Con la fine del Quantitative easing (ossia dell'acquisto di titoli di Stato da parte della Bce) dal 1° luglio e il rialzo dei tassi di interessi il messaggio lanciato ai mercati è che la copertura della Bce è finita. Ora si naviga in mare aperto. In questo contesto i 2.755 miliardi di debito pubblico che gravano sulle spalle dell'Italia rendono i titoli di Stato del nostro Paese molto più attaccabili rispetto ai titoli degli altri Paesi europei, quelli forti ma anche quelli della periferia. E la risalita dei rendimenti rende ovviamente più oneroso il costo di quel debito. Un circolo vizioso che conosciamo benissimo. In questo contesto pesa secondo molti esperti il mancato annuncio di una possibile soluzione concreta, uno nuovo scudo anti-spread dunque, che mitighi gli effetti negativi derivante da una politica di ridimensionamento del programma di Quantitative easing. 

Il mercato, spiega Giacomo Tilotta, head of european equity di AcomeA Sgr, teme infatti che la Bce non sia in grado di contrastare, in un contesto come quello attuale segnato da elevate pressioni inflazionistiche e da timori di recessione, le ripercussioni, in termini di maggiore spread, derivanti da una politica monetaria più restrittiva. Chiaramente, fa notare Tilotta, "in una situazione del genere i Paesi più vulnerabili, come l'Italia, caratterizzati da maggior debito e da un percorso di crescita più debole, vengono penalizzati.
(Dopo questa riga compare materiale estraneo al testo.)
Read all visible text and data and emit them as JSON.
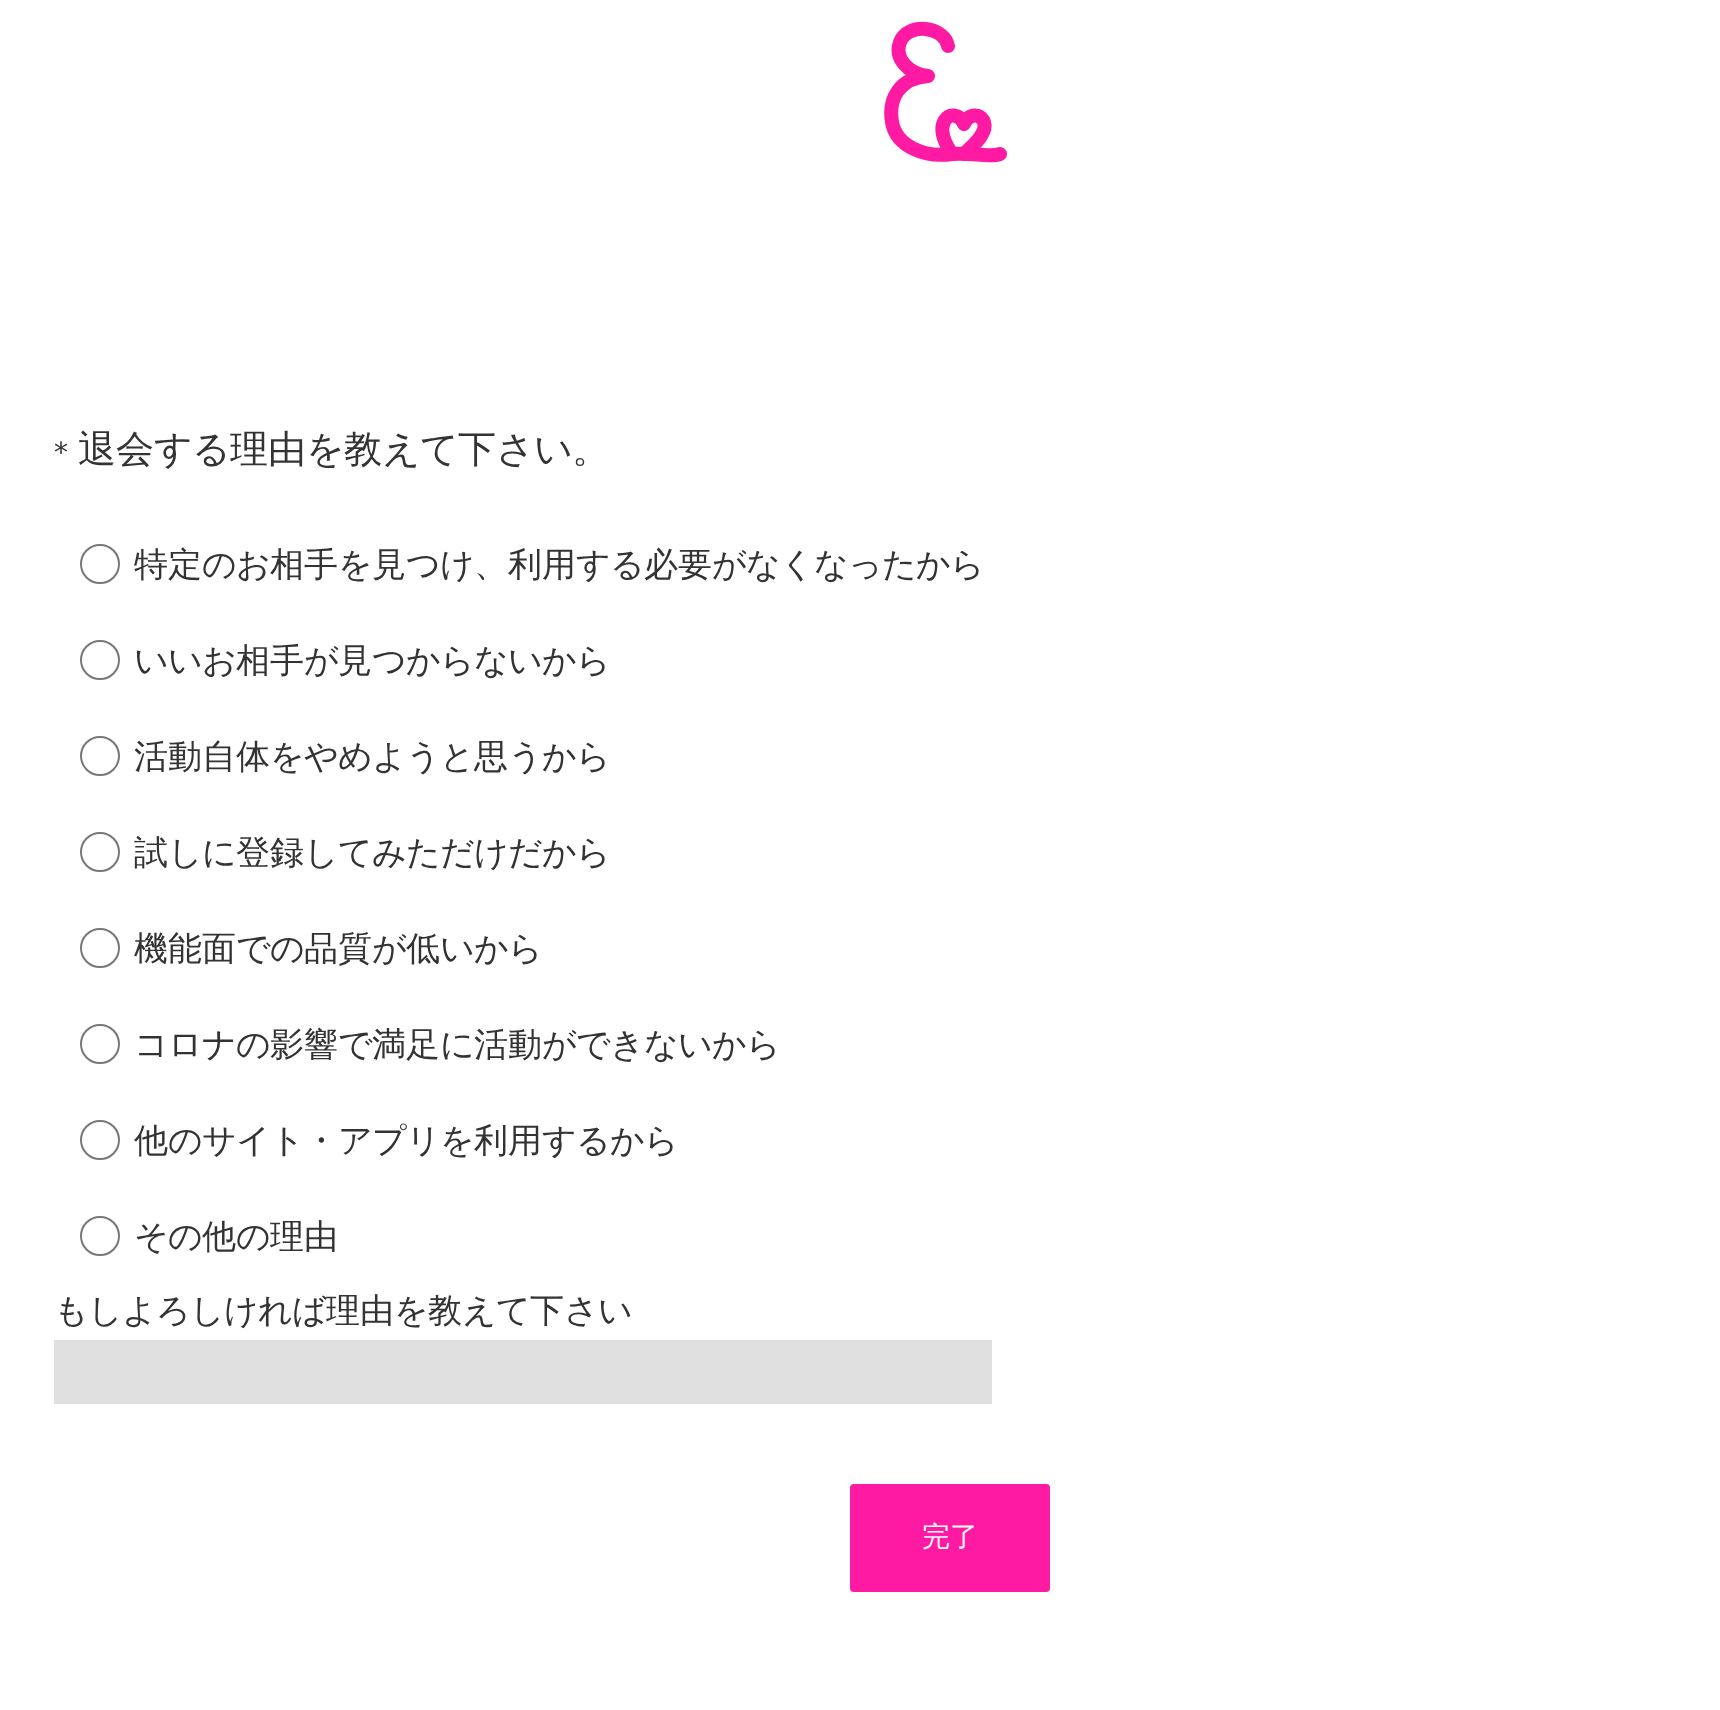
{
  "question": {
    "required_mark": "*",
    "text": "退会する理由を教えて下さい。"
  },
  "options": [
    {
      "label": "特定のお相手を見つけ、利用する必要がなくなったから",
      "selected": false
    },
    {
      "label": "いいお相手が見つからないから",
      "selected": false
    },
    {
      "label": "活動自体をやめようと思うから",
      "selected": false
    },
    {
      "label": "試しに登録してみただけだから",
      "selected": false
    },
    {
      "label": "機能面での品質が低いから",
      "selected": false
    },
    {
      "label": "コロナの影響で満足に活動ができないから",
      "selected": false
    },
    {
      "label": "他のサイト・アプリを利用するから",
      "selected": false
    },
    {
      "label": "その他の理由",
      "selected": false
    }
  ],
  "comment": {
    "label": "もしよろしければ理由を教えて下さい"
  },
  "submit_button": "完了"
}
Inoltre, la composizione del nostro indice maggiormente sbilanciata sul settore finanziario, accentua la sottoperformance del mercato rispetto al resto dell'Europa. Il settore finanziario, infatti, risente negativamente più degli altri, non tanto a causa del rialzo dei tassi, che rimane un fattore positivo, quanto per una possibile impennata degli spread e per i rischi ad esso connessi. Oltretutto il possibile riversamento di queste tensioni sull'economia reale penalizza anche il settore industriale ed i settori ciclici, maggiormente sensibili all'andamento del ciclo economico".